If municipal politicians want to get involved in foreign aid, then they should be either running for federal politics, or asking for a federal funded program to enable municipalities to bring their skills to the table. I don’t see that happening.

Our tax system is completely broken. Our politicians tax the captive where ever they can at a municipal level for things completely unrelated to the taxed. The federal government and the provincial government should have clearly defined areas of taxation, and responsibilities tied to that taxation... and the taxation should at least attempt to represent a direct linkage between those making the decisions to be taxed and those that are taxed.

Right now we have municipalities that just simply raise taxes on the home owner to fund what ever charity or special interest plan can get them votes even if the new service is more properly funded by the federal or provincial government that have vastly different abilities to raise taxes to fund those responsibilities. How can the way things are now be called democratic?

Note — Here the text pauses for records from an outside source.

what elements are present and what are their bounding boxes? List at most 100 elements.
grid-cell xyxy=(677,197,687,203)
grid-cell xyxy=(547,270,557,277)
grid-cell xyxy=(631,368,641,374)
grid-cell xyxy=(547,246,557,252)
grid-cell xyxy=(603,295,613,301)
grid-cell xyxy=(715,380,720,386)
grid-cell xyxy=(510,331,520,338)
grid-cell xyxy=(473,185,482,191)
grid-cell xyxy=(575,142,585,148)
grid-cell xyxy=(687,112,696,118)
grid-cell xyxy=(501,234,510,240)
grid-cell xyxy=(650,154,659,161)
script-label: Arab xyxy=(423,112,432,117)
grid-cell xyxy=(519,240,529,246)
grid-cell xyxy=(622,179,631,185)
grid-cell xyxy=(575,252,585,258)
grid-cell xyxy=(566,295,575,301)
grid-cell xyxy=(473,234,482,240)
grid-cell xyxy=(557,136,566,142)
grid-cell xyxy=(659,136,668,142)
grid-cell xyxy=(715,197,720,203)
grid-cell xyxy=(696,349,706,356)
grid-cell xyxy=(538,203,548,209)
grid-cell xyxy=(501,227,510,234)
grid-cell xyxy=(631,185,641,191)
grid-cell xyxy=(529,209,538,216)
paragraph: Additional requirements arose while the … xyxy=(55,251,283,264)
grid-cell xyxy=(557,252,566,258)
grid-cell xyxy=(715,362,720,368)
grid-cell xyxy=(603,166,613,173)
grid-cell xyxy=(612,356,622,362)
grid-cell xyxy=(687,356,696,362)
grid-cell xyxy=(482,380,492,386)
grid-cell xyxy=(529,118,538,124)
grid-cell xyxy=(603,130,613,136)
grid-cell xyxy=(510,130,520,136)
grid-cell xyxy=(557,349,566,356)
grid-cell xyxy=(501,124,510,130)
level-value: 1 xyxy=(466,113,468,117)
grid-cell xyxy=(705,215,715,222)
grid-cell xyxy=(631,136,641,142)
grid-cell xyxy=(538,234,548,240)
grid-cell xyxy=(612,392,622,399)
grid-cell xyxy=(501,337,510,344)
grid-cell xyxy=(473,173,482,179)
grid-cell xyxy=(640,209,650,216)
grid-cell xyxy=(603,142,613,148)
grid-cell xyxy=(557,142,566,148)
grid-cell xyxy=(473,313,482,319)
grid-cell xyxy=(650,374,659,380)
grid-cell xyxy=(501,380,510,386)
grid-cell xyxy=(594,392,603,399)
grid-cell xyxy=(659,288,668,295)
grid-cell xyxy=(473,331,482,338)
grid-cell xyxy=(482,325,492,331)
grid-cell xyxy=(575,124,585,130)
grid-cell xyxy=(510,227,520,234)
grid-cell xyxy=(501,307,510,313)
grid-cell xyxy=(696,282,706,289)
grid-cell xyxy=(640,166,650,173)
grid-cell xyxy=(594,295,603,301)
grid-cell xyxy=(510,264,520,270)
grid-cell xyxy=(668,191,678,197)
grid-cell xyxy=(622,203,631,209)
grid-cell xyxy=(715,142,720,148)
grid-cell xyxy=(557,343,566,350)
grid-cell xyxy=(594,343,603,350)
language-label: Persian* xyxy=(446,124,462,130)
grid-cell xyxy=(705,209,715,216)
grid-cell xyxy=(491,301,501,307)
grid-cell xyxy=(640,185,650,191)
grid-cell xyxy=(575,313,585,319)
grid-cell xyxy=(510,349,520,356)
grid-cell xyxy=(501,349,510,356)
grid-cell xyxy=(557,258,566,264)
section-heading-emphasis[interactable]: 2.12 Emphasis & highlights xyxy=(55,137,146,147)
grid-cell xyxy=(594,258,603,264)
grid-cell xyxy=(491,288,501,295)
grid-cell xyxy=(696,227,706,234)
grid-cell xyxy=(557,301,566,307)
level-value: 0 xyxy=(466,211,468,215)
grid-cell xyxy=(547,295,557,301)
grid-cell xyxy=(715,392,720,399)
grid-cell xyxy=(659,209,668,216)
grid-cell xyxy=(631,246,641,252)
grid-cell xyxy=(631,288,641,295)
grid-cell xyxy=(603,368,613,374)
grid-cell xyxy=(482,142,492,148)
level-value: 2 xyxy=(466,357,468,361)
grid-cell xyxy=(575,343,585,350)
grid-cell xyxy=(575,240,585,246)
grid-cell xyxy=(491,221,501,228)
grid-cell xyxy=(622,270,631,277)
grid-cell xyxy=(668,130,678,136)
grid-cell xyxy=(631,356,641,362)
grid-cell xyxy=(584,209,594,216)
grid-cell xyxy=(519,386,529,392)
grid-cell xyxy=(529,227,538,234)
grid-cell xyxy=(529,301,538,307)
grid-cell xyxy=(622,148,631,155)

Haiti obviously needs a lot of help and yes we as a country should be doing all we can... but we shouldn't be stupid about it for the sake of politics and further entrench the very slippery slope that is sucking our ability to function as a democracy. Some of these people need to be reined in IMO and be forced to take some civics classes before they are allowed to belong to organizations like the Federation of (communist) Canadian Municipalities.
Well said Eagleone! Donating to help should be a choice not a given. A lot of people in Prince George are already on the edge and piling more taxes onto their homes could be the breaking point. We need to look after the problems at home first. There are million of dollars already heading to Haiti and millions more to come with all the fund raisers being planned. Haiti is being cared for. STOP spending and raising taxes and give the people who live here a break. Taxes have been raised in this city for 3 years straight now. ENOUGH IS ENOUGH.
Instead of the government shipping money to Haiti, why dont they buy wood from our mills at fair market value and ship it to Haiti for them to rebuild with?
Why not get the people WHO WANT TO HELP OUT to help. Why force this on people who are struggling like IMO said. I agree with you interceptor and at the same time it would help our forest industry. Our federal government is matching all donations and it is up to 80 million now. That is just from Canadas federal government. Forced donations are wrong.
Maybe with a little luck, Haiti might come a fix our potholes in the spring time.

Dan, Dan, Earth calling Dan.

I do not want to pay taxes to fund the air quality police, or the 5 million dollars already spent on the phantom police station, nor do I want to participate at a municipal level to help Haiti.




If this is about coordinating skilled labour and consultants, what's the problem? Haiti is going to need many skilled people to rebuild. A novel idea FCM! Well done!
The federal government has already committed $80 million in cash to aid Haiti, plus the DART team and policing assistance, medical aid, etc.

Canadian people have been digging deep into their pockets to make individual personal contributions.

IMO, well said!
Maybe council can kick this off by donating their 2.7% raise to the cause.